StartOpinionWenn der Friedensnobelpreis zur Requisite wird

Wenn der Friedensnobelpreis zur Requisite wird

Ein Friedensnobelpreis als Geschenk an Donald Trump: Was als politisch kluge Geste gedacht war, steht in auffälligem Kontrast zu jenen Auszeichnungen, die bewusst auf Wirkung setzten – und nicht auf Aufmerksamkeit.

Wahrscheinlich war der Friedenspreis des Weltfußballverbands FIFA für Donald Trump die bessere Idee. Denn bei der FIFA konnte der US-Präsident immerhin einen gewinnbringenden Deal abschließen. Bei María Corina Machado scheint er eher nicht daran zu glauben. Deshalb war das Verschenken ihres Friedensnobelpreises an Trump „mehr als flüssig“, wie es in einem alten Film einmal hieß – nämlich überflüssig.

Anders wäre es vielleicht gewesen, hätte die venezolanische Oppositionsführerin dem Geschenk auch gleich das Preisgeld beigelegt: 11 Millionen Schwedische Kronen, rund eine Million Euro. Dann wäre es für Trump womöglich ein „Deal“ gewesen – und mehr als eine Fotosession wert.

Bestenfalls “nice”

So aber bleibt Machado für Trump bestenfalls „nice“, politisch jedoch irrelevant. Und ihre Geste nicht viel mehr als ein social-media-taugliches Motiv, das in kürzester Zeit zu satirischen Memes auf Instagram und X verarbeitet wurde. Schlimmer noch: Sie rief eine historische Erinnerung wach, die niemand braucht. 1943 schickte der norwegische Dichter Knut Hamsun seine Literatur-Nobelpreismedaille per Post an Joseph Goebbels – ein Symbol moralischer Verirrung, das medial bis heute nachwirkt.

Das hatte Machado, die mutig Widerstand gegen das Regime von Nicolás Maduro geleistet hatte und vom Nobelkomitee für ihren Einsatz für Demokratie in Venezuela gelobt wurde, nun wirklich nicht verdient. Zumal die öffentliche Abfuhr nicht lange auf sich warten ließ: Trump machte mehrfach deutlich, Machado fehle die nötige Unterstützung im eigenen Land, um es zu führen.

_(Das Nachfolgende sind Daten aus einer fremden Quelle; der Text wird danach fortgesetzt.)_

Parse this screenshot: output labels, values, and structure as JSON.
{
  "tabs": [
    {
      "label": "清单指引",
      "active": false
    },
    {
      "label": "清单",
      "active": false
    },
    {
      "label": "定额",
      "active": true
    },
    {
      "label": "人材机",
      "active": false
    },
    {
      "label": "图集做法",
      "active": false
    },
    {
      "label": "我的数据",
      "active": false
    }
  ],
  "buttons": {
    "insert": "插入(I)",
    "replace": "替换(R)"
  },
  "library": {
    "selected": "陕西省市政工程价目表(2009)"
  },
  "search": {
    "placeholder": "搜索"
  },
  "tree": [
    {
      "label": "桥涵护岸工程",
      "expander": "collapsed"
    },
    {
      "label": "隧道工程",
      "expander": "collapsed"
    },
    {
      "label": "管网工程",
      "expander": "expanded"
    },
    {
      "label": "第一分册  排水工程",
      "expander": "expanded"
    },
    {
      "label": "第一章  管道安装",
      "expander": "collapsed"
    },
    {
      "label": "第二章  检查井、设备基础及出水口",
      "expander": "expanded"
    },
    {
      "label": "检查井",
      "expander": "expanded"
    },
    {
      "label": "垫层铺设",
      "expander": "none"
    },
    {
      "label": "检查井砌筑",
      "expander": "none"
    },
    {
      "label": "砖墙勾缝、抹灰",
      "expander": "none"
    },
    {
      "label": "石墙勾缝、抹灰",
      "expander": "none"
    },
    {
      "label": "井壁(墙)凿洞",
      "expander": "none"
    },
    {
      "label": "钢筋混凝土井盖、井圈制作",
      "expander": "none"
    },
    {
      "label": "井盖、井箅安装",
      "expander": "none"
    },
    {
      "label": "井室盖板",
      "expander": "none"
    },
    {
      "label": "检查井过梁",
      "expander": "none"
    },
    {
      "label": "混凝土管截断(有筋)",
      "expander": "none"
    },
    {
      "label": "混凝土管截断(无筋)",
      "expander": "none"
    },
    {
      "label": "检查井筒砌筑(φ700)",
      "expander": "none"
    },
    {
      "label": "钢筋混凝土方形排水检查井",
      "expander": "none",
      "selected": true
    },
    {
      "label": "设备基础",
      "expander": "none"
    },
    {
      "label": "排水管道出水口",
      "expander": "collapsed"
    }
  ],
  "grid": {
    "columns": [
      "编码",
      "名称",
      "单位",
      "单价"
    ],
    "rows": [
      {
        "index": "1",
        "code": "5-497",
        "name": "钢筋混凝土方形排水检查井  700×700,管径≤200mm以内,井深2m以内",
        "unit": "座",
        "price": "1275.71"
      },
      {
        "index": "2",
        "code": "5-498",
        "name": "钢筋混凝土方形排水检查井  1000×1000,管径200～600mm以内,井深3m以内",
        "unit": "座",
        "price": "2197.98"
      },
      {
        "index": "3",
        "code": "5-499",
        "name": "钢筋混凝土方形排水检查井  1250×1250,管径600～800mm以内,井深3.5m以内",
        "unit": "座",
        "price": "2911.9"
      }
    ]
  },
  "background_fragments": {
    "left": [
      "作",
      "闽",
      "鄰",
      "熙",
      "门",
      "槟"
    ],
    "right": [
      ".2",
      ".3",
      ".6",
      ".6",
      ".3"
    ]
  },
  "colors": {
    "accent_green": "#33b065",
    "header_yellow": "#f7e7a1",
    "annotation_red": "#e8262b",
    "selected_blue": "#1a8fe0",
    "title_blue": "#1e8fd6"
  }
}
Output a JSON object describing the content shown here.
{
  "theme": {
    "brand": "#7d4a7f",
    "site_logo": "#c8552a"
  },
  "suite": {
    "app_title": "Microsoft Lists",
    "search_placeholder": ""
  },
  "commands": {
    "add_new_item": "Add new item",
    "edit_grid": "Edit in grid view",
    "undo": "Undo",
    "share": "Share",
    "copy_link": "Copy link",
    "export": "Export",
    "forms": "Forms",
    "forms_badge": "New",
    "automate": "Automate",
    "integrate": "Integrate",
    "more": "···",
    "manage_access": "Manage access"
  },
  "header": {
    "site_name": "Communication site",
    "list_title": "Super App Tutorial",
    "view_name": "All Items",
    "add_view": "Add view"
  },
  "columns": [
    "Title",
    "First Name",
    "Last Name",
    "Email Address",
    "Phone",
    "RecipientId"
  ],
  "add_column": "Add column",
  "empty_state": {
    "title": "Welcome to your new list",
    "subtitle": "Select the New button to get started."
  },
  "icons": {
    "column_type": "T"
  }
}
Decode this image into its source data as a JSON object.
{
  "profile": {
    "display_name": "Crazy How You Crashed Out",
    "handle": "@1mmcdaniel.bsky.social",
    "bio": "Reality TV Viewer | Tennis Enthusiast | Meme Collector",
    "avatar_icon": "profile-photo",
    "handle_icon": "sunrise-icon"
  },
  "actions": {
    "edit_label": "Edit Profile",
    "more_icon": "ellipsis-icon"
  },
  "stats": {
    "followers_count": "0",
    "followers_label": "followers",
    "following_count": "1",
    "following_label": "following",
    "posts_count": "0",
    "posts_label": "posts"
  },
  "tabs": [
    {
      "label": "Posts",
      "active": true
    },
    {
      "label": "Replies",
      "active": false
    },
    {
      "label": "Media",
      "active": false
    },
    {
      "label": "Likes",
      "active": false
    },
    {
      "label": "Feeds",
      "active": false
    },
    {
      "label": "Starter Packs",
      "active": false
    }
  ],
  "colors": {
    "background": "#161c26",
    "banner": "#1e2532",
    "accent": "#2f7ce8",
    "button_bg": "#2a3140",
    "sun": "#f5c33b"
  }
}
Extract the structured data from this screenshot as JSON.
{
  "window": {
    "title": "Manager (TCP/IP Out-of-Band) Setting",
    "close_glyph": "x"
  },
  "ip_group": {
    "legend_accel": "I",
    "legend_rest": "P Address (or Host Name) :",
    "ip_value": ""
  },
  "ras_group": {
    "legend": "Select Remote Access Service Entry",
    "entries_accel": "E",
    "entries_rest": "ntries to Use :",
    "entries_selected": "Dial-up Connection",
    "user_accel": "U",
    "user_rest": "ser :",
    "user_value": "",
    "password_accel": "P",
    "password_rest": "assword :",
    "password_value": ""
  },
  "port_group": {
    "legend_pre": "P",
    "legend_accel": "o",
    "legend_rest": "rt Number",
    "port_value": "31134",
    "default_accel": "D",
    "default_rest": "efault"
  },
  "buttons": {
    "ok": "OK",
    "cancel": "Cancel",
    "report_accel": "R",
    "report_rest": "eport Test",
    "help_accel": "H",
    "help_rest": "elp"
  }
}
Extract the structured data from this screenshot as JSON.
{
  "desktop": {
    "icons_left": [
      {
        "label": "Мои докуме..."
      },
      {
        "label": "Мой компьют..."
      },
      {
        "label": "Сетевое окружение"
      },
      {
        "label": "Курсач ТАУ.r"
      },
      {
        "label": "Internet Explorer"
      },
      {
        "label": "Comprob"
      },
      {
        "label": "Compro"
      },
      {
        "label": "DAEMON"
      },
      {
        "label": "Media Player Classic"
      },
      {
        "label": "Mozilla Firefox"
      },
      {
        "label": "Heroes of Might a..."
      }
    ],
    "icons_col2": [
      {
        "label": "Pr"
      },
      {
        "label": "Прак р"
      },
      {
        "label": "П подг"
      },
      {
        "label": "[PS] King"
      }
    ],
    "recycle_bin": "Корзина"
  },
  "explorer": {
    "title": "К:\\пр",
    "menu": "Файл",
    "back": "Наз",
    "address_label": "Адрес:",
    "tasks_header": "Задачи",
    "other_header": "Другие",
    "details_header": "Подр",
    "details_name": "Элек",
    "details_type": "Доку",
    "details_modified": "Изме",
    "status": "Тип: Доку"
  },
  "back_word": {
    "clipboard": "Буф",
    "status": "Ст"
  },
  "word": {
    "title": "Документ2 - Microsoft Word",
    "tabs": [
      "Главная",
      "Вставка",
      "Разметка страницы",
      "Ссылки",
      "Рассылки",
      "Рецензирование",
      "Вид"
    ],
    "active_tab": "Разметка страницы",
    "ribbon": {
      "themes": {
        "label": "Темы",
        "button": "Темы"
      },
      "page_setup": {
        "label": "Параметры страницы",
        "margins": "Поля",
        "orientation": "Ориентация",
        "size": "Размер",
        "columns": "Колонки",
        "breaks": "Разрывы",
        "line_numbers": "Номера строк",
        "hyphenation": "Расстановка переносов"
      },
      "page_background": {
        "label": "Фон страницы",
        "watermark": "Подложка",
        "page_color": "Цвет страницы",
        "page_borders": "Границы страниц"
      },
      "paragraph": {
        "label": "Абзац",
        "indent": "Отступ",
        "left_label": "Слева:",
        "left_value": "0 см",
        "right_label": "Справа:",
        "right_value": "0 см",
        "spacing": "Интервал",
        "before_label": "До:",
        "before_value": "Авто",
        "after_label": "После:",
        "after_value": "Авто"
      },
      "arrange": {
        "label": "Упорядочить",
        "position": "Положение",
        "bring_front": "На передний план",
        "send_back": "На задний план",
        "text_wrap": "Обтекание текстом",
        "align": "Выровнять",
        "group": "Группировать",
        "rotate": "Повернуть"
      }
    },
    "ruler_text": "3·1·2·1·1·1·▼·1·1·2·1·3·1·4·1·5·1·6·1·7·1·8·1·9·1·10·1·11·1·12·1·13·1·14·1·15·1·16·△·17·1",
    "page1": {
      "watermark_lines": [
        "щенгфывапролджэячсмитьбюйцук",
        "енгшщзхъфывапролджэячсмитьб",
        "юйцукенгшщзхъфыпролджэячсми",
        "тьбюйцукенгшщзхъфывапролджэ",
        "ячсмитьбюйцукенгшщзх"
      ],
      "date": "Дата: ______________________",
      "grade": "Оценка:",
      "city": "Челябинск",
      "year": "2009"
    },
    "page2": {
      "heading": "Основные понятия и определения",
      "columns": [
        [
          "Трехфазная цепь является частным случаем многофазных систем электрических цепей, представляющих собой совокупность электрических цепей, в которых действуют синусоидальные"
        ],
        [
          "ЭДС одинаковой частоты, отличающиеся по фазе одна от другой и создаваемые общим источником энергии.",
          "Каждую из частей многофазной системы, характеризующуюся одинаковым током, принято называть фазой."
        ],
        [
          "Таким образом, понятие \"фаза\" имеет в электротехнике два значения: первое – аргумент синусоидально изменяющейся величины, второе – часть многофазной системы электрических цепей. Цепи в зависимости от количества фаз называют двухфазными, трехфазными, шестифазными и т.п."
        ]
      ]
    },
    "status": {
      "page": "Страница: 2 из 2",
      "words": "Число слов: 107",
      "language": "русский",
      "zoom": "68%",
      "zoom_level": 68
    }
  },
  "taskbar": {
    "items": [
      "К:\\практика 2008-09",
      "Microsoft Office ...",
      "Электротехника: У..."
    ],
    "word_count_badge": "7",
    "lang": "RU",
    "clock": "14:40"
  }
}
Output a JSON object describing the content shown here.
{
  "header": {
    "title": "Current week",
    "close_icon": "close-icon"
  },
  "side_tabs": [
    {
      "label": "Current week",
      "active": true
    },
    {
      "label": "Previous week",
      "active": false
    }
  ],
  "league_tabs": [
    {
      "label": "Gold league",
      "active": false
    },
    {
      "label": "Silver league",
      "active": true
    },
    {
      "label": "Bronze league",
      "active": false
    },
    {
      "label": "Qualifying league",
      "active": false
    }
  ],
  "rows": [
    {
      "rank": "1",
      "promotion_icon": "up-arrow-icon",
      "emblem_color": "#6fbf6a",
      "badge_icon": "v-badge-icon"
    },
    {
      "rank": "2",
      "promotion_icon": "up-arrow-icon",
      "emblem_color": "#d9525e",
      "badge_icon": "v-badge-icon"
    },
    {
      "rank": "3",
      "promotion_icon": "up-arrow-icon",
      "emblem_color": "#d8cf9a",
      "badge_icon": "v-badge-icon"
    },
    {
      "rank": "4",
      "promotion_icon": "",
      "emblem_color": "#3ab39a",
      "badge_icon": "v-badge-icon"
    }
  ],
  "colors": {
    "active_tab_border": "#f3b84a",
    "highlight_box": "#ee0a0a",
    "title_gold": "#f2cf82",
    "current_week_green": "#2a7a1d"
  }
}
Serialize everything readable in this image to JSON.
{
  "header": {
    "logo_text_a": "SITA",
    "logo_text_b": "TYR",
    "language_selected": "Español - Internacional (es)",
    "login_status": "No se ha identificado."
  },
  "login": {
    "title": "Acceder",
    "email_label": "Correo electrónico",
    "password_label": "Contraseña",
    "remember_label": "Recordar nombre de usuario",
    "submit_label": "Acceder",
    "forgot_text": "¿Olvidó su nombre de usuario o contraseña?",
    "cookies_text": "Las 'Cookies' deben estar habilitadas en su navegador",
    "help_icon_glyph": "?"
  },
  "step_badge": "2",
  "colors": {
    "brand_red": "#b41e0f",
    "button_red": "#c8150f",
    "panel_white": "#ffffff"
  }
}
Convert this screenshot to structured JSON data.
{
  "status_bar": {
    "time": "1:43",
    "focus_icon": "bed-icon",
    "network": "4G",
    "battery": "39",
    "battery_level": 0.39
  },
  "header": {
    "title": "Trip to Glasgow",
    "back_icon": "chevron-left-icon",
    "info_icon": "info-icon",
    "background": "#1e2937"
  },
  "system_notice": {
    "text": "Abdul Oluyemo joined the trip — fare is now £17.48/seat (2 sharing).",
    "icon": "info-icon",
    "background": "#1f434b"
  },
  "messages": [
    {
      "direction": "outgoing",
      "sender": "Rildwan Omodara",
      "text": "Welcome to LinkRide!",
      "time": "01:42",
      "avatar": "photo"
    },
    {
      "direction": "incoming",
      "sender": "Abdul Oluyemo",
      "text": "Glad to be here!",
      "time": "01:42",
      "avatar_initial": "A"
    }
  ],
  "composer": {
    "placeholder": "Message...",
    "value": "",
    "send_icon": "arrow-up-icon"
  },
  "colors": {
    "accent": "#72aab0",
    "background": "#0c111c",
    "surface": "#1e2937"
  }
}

Was bleibt, ist ein doppelter Schaden: ein entwerteter Friedensnobelpreis – und eine geschwächte Oppositionspolitikerin. Trump hingegen orientiert sich lieber an der anderen starken Frau Venezuelas: an Delcy Rodríguez, derzeit Vizepräsidentin, die während des Maduro-Regimes Karriere machte. Demokratie zählt dabei weniger, Deal-Making umso mehr.

Damit stellt sich zwangsläufig eine grundsätzliche Frage: Wie sinnvoll ist es überhaupt, aktiven Politikerinnen und Politikern den Friedensnobelpreis zu verleihen – erst recht, solange ihre Friedensleistung weder abgeschlossen noch nachhaltig belegt ist? Ein Blick in die Geschichte zeigt zahlreiche Kontroversen dieser Art. Eine der bekanntesten ist die Auszeichnung von Barack Obama im Jahr 2009, nur wenige Monate nach seinem Amtsantritt. Die spätere Außenpolitik seiner Regierung trug allerdings wenig zur Stabilisierung des Nahen und Mittleren Ostens bei.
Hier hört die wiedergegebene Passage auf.